N'y connaissant pas grand chose, je préfère ne pas trop m'avancer sur ce point. Je peux simplement te dire comment on traite ce thème dans le bouddhisme chinois que je connais, donc le Chan, lors de présentations traditionnelles.

On ne sépare pas vraiment le Bodhisattva et le Bouddha : donc on dit que le Bodhisattva, exhorté par son Bouddha intérieur, peut faire le "choix" (je mets volontairement le terme entre guillemets pour ne pas entraîner de confusion avec un choix de type cartésien) de renaissances douloureuses, où il lui faudra faire un usage bénéfique des passions qu'il a appris à ne plus craindre. Il peut renaître comme prostitué(e), comme bandit ou même comme animal de boucherie, entre autres exemples classiques. Il sera, dès lors qu'il aura fait ce choix, porté par l'esprit d'éveil (l'aspiration à s'éveiller complètement pour aider tous les êtres) et recevra donc naturellement l'assistance des Bouddhas.
Ces Bouddhas peuvent lui être extérieurs : en général, cela veut dire tout bêtement que confronté à une situation où il hésitera pour agir parfaitement, il recevra l'aide appropriée de son propre maître. Mais l'assistance la plus efficace, en définitive, celle qui ne lui manquera jamais, sera l'enseignement du Bouddha intérieur. Cet enseignement pourra prendre une forme violente, voire apparemment destructrice -l'exemple type est la terreur face au coup de couteau du boucher, si le Bodhisattva est né comme animal à viande : mais il le comprendra toujours, car il réalisera au moment même où il le recevra, que le Bouddha qui l'enseigne et lui-même ne sont pas séparés. Il "tuera alors le Bouddha" et atteindra l'éveil "complet et parfait" : autrement dit, il s'unifiera totalement avec son Bouddha intérieur. Ce ne sera pas nécessairement en mourant physiquement, comme dans le cas de l'animal.

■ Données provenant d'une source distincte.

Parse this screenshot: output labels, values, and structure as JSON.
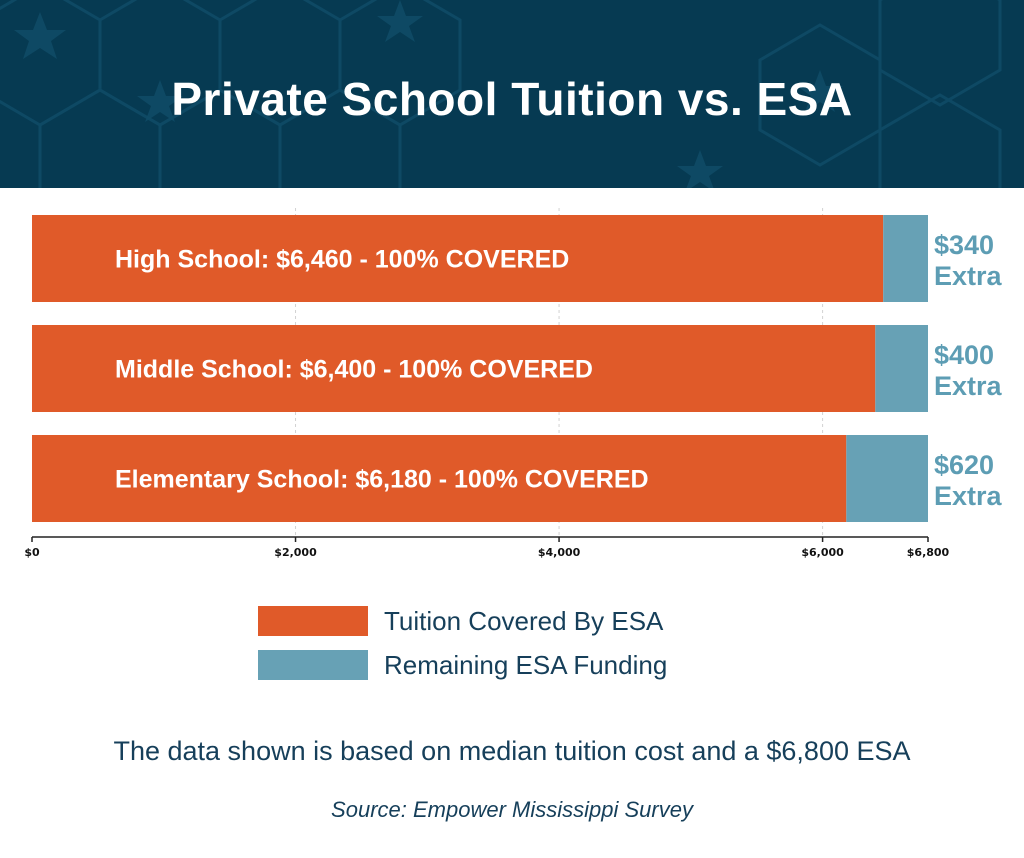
{
  "title": "Private School Tuition vs. ESA",
  "colors": {
    "header_bg": "#063a52",
    "covered": "#e05a29",
    "remaining": "#67a1b5",
    "extra_text": "#5d9db4",
    "text_dark": "#163f5a"
  },
  "chart_data": {
    "type": "bar",
    "orientation": "horizontal",
    "stacked": true,
    "xlim": [
      0,
      6800
    ],
    "x_ticks": [
      0,
      2000,
      4000,
      6000,
      6800
    ],
    "x_tick_labels": [
      "$0",
      "$2,000",
      "$4,000",
      "$6,000",
      "$6,800"
    ],
    "grid": true,
    "categories": [
      "High School",
      "Middle School",
      "Elementary School"
    ],
    "series": [
      {
        "name": "Tuition Covered By ESA",
        "values": [
          6460,
          6400,
          6180
        ]
      },
      {
        "name": "Remaining ESA Funding",
        "values": [
          340,
          400,
          620
        ]
      }
    ],
    "bar_labels": [
      "High School: $6,460 - 100% COVERED",
      "Middle School: $6,400 - 100% COVERED",
      "Elementary School: $6,180 - 100% COVERED"
    ],
    "extra_labels": [
      [
        "$340",
        "Extra"
      ],
      [
        "$400",
        "Extra"
      ],
      [
        "$620",
        "Extra"
      ]
    ]
  },
  "legend": [
    {
      "label": "Tuition Covered By ESA",
      "color": "#e05a29"
    },
    {
      "label": "Remaining ESA Funding",
      "color": "#67a1b5"
    }
  ],
  "note": "The data shown is based on median tuition cost and a $6,800 ESA",
  "source": "Source: Empower Mississippi Survey"
}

Toujours pour rester dans le champ des exemples traditionnels, un Bodhisattva né pour une vie de prostituée() quittera son lieu de prostitution et deviendra moine ou moniale.

Il existe aussi des formulations où le Bodhisattva reçoit l'aide des dieux, mais elles me paraissent mal transposables dans notre langage très éloigné de celui de la religion chinoise traditionnelle, donc plutôt à laisser de côté.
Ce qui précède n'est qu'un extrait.